Os check-ups em massa tiveram a sua origem histórica no Reino Unido, ainda no século XIX. O objectivo era, claro, prevenir doenças. Mas as motivações foram para além disso, tendo as companhias de seguros assumido um papel relevante no início do século XX na sua promoção, pois consideravam que tinha valor económico saber a história médica dos seus candidatos a segurados. Ao longo do século XX os check-ups generalizaram-se, embora os exames tenham variado ao longo do tempo e de médico para médico.
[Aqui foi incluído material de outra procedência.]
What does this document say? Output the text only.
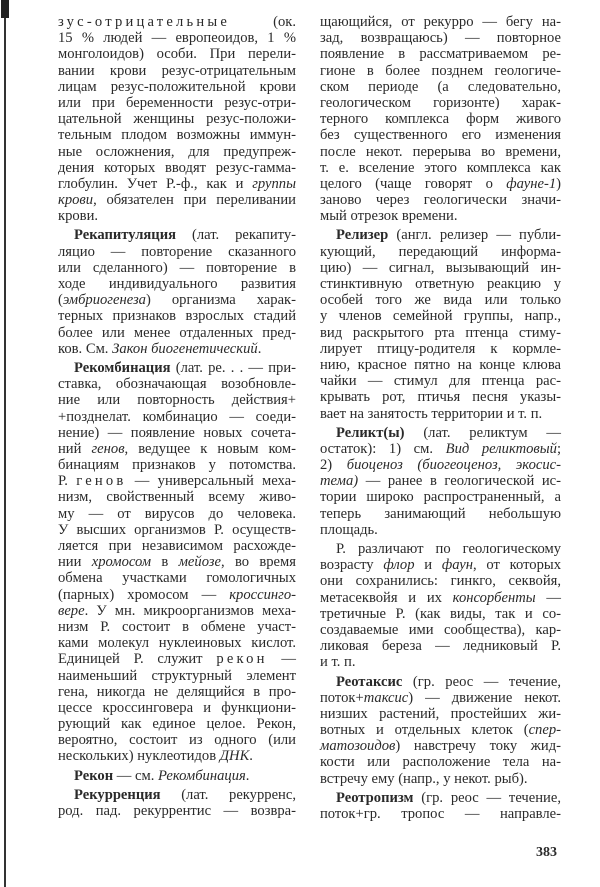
зус-отрицательные (ок.
15 % людей — европеоидов, 1 %
монголоидов) особи. При перели-
вании крови резус-отрицательным
лицам резус-положительной крови
или при беременности резус-отри-
цательной женщины резус-положи-
тельным плодом возможны иммун-
ные осложнения, для предупреж-
дения которых вводят резус-гамма-
глобулин. Учет Р.-ф., как и группы
крови, обязателен при переливании
крови.
Рекапитуляция (лат. рекапиту-
ляцио — повторение сказанного
или сделанного) — повторение в
ходе индивидуального развития
(эмбриогенеза) организма харак-
терных признаков взрослых стадий
более или менее отдаленных пред-
ков. См. Закон биогенетический.
Рекомбинация (лат. ре. . . — при-
ставка, обозначающая возобновле-
ние или повторность действия+
+позднелат. комбинацио — соеди-
нение) — появление новых сочета-
ний генов, ведущее к новым ком-
бинациям признаков у потомства.
Р. генов — универсальный меха-
низм, свойственный всему живо-
му — от вирусов до человека.
У высших организмов Р. осуществ-
ляется при независимом расхожде-
нии хромосом в мейозе, во время
обмена участками гомологичных
(парных) хромосом — кроссинго-
вере. У мн. микроорганизмов меха-
низм Р. состоит в обмене участ-
ками молекул нуклеиновых кислот.
Единицей Р. служит рекон —
наименьший структурный элемент
гена, никогда не делящийся в про-
цессе кроссинговера и функциони-
рующий как единое целое. Рекон,
вероятно, состоит из одного (или
нескольких) нуклеотидов ДНК.
Рекон — см. Рекомбинация.
Рекурренция (лат. рекурренс,
род. пад. рекуррентис — возвра-
щающийся, от рекурро — бегу на-
зад, возвращаюсь) — повторное
появление в рассматриваемом ре-
гионе в более позднем геологиче-
ском периоде (а следовательно,
геологическом горизонте) харак-
терного комплекса форм живого
без существенного его изменения
после некот. перерыва во времени,
т. е. вселение этого комплекса как
целого (чаще говорят о фауне-1)
заново через геологически значи-
мый отрезок времени.
Релизер (англ. релизер — публи-
кующий, передающий информа-
цию) — сигнал, вызывающий ин-
стинктивную ответную реакцию у
особей того же вида или только
у членов семейной группы, напр.,
вид раскрытого рта птенца стиму-
лирует птицу-родителя к кормле-
нию, красное пятно на конце клюва
чайки — стимул для птенца рас-
крывать рот, птичья песня указы-
вает на занятость территории и т. п.
Реликт(ы) (лат. реликтум —
остаток): 1) см. Вид реликтовый;
2) биоценоз (биогеоценоз, экосис-
тема) — ранее в геологической ис-
тории широко распространенный, а
теперь занимающий небольшую
площадь.
Р. различают по геологическому
возрасту флор и фаун, от которых
они сохранились: гинкго, секвойя,
метасеквойя и их консорбенты —
третичные Р. (как виды, так и со-
создаваемые ими сообщества), кар-
ликовая береза — ледниковый Р.
и т. п.
Реотаксис (гр. реос — течение,
поток+таксис) — движение некот.
низших растений, простейших жи-
вотных и отдельных клеток (спер-
матозоидов) навстречу току жид-
кости или расположение тела на-
встречу ему (напр., у некот. рыб).
Реотропизм (гр. реос — течение,
поток+гр. тропос — направле-
383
Em 1968 a Organização Mundial da Saúde publicou um documento que definia dez princípios a aplicar no rastreio preventivo de doenças. Entre eles, a doença deveria ser um problema de saúde importante, ter tratamento e haver uma fase assintomática. A partir de 1989 um organismo norte-americano (a US Preventive Services Task Force) começou a publicar recomendações acerca de procedimentos de medicina preventiva para cerca de 60 doenças, baseadas nos estudos existentes, que têm sido periodicamente actualizadas. O mesmo têm feito autoridades de outros países. Queremos hoje saber que exames podem fazer sentido e para quem. Por exemplo, adultos sem sintomas podem beneficiar da medição regular da pressão arterial e do índice de massa corporal. Exames específicos, que têm em conta factores de risco familiares, profissionais, ambientais e a idade, são preferíveis a uma extensa bateria de testes iguais para todos. O que parece fazer sentido é articular com o médico como e quando devemos vigiar a nossa saúde, sem que a consulta implique necessariamente a realização de muitos exames.